Au cœur de ce renouveau post-soviétique du christianisme se trouve un autre Vladimir. Vladimir Poutine. Beaucoup de gens ne mesurent pas à quel point l'invasion de l'Ukraine est une quête spirituelle pour lui. Le baptême de la Rus est l'événement fondateur de la formation de la psyché religieuse russe, l'église orthodoxe russe fait remonter ses origines jusque-là. C'est pourquoi Poutine n'est pas tellement intéressé par quelques districts à tendance russe à l'est de l'Ukraine. Son objectif, terrifiant, est Kiev lui-même.

Il est né à Leningrad - une ville qui a repris le nom de son saint d'origine - d'une mère chrétienne fervente et d'un père athée. Sa mère l'a baptisé en secret, et il porte toujours la croix de son baptême. Depuis qu'il est devenu président, Poutine s'est présenté comme le véritable défenseur des chrétiens du monde entier, le leader de la Troisième Rome. Son bombardement incessant de Daech, par exemple, a été présenté comme la défense de la patrie historique du christianisme. Et il utilisera typiquement la foi comme un moyen de frapper l'Occident, comme il l'a fait dans ce discours en 2013 :

« Nous voyons que de nombreux pays euro-atlantiques rejettent réellement leurs racines, y compris les valeurs chrétiennes qui constituent la base de la civilisation occidentale. Ils renient les principes moraux et toutes les identités traditionnelles : nationales, culturelles, religieuses et même sexuelles. Ils mettent en œuvre des politiques qui assimilent les familles nombreuses aux partenariats entre personnes de même sexe, la croyance en Dieu à la croyance en Satan."

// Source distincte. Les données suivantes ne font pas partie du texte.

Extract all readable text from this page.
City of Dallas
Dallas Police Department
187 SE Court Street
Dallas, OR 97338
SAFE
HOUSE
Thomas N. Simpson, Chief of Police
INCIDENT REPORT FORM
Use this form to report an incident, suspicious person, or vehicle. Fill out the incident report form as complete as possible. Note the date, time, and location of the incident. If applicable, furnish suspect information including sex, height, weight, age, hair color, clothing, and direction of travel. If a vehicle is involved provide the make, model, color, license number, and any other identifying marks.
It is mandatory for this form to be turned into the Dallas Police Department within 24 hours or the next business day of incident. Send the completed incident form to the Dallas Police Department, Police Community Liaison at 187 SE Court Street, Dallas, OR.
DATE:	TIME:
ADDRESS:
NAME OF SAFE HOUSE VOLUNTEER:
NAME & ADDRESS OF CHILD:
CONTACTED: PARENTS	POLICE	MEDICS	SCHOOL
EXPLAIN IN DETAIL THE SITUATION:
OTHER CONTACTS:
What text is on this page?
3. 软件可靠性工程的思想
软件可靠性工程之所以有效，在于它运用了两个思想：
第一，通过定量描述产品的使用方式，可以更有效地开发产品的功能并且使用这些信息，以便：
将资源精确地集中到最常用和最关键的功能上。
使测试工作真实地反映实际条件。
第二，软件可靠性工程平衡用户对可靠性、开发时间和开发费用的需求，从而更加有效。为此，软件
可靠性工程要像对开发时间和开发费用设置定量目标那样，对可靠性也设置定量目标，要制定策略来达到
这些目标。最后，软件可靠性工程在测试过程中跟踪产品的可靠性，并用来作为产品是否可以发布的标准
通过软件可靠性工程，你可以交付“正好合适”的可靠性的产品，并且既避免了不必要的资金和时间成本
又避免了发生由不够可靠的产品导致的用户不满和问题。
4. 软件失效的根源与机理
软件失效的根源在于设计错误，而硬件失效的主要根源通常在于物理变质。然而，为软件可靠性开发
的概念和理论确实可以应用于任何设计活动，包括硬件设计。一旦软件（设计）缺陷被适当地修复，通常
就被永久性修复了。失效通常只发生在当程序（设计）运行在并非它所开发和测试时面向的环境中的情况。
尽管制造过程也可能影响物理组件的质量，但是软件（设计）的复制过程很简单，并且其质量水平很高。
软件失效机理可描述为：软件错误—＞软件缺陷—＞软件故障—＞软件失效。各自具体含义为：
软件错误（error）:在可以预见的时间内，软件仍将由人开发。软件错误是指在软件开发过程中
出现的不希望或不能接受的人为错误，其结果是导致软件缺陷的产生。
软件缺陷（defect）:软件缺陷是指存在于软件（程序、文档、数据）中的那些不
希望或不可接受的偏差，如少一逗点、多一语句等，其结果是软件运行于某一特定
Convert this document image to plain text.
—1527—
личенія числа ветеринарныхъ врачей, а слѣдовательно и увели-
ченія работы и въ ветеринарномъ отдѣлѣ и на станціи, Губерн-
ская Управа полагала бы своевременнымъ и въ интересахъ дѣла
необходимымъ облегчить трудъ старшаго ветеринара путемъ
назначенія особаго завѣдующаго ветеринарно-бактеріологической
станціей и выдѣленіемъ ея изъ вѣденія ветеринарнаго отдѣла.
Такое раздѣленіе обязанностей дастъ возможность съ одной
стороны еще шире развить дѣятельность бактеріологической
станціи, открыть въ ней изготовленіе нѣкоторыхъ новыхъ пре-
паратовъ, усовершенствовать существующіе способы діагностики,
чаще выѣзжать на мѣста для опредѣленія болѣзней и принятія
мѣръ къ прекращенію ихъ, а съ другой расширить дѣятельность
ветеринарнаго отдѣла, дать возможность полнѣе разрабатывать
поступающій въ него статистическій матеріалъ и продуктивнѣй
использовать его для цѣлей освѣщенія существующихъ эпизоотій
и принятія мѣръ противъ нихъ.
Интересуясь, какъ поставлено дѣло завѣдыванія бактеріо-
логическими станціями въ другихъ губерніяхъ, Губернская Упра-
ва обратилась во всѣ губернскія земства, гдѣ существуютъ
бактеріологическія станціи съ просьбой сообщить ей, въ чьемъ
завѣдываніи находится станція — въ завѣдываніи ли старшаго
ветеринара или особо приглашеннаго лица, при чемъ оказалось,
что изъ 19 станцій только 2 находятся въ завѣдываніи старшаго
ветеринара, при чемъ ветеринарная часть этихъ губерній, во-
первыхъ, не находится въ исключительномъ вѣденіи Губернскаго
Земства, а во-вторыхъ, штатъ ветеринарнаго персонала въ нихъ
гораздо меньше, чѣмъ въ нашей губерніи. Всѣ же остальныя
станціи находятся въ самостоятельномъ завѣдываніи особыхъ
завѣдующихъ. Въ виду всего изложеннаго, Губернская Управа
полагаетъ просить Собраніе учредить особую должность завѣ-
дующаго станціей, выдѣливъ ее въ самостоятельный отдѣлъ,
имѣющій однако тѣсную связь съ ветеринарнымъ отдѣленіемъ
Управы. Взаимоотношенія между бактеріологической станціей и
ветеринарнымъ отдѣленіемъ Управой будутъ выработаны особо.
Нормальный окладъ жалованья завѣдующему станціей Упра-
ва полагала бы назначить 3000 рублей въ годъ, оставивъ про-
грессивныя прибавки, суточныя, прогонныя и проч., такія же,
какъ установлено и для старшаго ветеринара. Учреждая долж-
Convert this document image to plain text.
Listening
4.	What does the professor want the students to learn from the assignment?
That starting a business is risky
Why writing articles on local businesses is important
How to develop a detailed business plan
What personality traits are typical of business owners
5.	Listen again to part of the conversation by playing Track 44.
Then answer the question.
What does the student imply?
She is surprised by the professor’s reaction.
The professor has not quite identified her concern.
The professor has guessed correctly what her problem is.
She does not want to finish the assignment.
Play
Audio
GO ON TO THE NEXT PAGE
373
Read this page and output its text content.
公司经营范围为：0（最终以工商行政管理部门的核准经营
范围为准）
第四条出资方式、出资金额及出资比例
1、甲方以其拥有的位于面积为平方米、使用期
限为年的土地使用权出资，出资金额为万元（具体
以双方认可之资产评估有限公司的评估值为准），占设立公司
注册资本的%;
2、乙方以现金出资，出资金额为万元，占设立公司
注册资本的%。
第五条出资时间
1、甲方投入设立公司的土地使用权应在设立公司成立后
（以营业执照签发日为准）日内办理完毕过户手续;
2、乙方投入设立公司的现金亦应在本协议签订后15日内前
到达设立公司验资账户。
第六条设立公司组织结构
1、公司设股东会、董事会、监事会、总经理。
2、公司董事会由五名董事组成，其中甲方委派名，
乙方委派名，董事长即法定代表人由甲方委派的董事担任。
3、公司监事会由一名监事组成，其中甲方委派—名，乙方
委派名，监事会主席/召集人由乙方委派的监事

Poutine considère que son destin spirituel est la reconstruction de la chrétienté, basée à Moscou. Lorsque le groupe punk Pussy Riot a voulu manifester contre le président, il a choisi de le faire dans la cathédrale du Christ-Sauveur à Moscou, un vaste édifice blanc et or, démoli par les Soviétiques et reconstruit dans les années 90. Il s'agit d'une synthèse des aspirations nationales et spirituelles de la Russie. Ce n'est pas seulement la Russie, c'est la "Sainte Russie", à la fois projet religieux et extension de la politique étrangère russe. Parlant du baptême de masse de Vladimir, Poutine a expliqué :

« Son exploit spirituel consistant à adopter l'orthodoxie a prédéterminé la base globale de la culture, de la civilisation et des valeurs humaines qui unissent les peuples de Russie, d'Ukraine et de Biélorussie. »

Il veut refaire la même chose. Et pour ce faire, il a besoin du retour de Kiev.

« Le choix spirituel fait par saint Vladimir détermine encore largement nos affinités aujourd'hui », écrivait encore Poutine l'année dernière. « Pour reprendre les mots d'Oleg le Prophète à propos de Kiev, "qu'elle soit la mère de toutes les villes russes". »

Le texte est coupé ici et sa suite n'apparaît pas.